Son espionne royale mène l’enquête est le premier tome d’une série que l’on a largement vu passer sur les blogs et les RS ces derniers temps. Comme je suis faible, j’ai donc fini par craquer.

Lady Victoria Georgiana est la fille du duc de Glenn Garry et Rannoch. Après la mort de ses parents, elle est hébergée en Ecosse chez son demi-frère. Mais le château est un vrai courant d’air et sa belle sœur une vraie harpie. Quand son demi-frère envisage de la marier à un prince roumain et de lui couper les vivres, elle part à Londres pour vivre seule et libre, sauf que la maison de son demi-frère qu’il consent à lui prêter, Rannoch House, n’est pas plus accueillante, et puis comment vivre sans domestique et sans argent. Il lui faut donc trouver un emploi, ce qui ne s’avère pas plus facile.
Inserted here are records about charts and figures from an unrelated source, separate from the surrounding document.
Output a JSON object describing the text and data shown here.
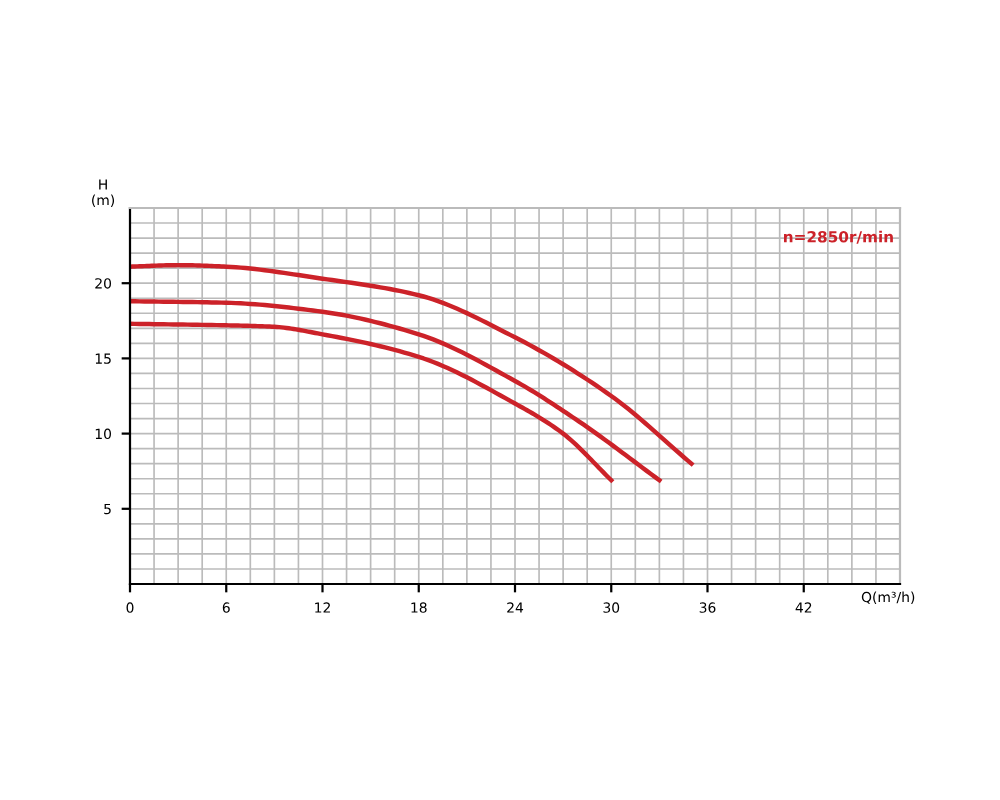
{
  "chart_data": {
    "type": "line",
    "xlabel": "Q(m³/h)",
    "ylabel": "H\n(m)",
    "xlim": [
      0,
      48
    ],
    "ylim": [
      0,
      25
    ],
    "xticks": [
      0,
      6,
      12,
      18,
      24,
      30,
      36,
      42
    ],
    "yticks": [
      5,
      10,
      15,
      20
    ],
    "grid": true,
    "marker": "none",
    "line_style": "solid",
    "annotations": [
      "n=2850r/min"
    ],
    "series": [
      {
        "color": "#cc2229",
        "x": [
          0,
          3,
          6,
          12,
          18,
          24,
          30,
          35
        ],
        "values": [
          21.1,
          21.2,
          21.1,
          20.3,
          19.2,
          16.4,
          12.5,
          8.0
        ]
      },
      {
        "color": "#cc2229",
        "x": [
          0,
          6,
          12,
          18,
          24,
          28,
          33
        ],
        "values": [
          18.8,
          18.7,
          18.1,
          16.6,
          13.5,
          10.8,
          6.9
        ]
      },
      {
        "color": "#cc2229",
        "x": [
          0,
          6,
          9,
          12,
          18,
          24,
          27,
          30
        ],
        "values": [
          17.3,
          17.2,
          17.1,
          16.6,
          15.1,
          12.0,
          10.0,
          6.9
        ]
      }
    ]
  }
}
D’abord vendeuse chez Harrod’s (oui quand même), elle se fait licencier le jour même. Elle crée alors une agence de nettoyage, dont elle est la seule employée, chargée de préparer les demeures des familles aristocrates venant passer la saison à Londres. Elle entrevoit un nouvel espoir quand la reine la convoque à Buckingham pour lui confier une mission : se renseigner sur cette Américaine dont semble s’être entiché le Prince de Galles.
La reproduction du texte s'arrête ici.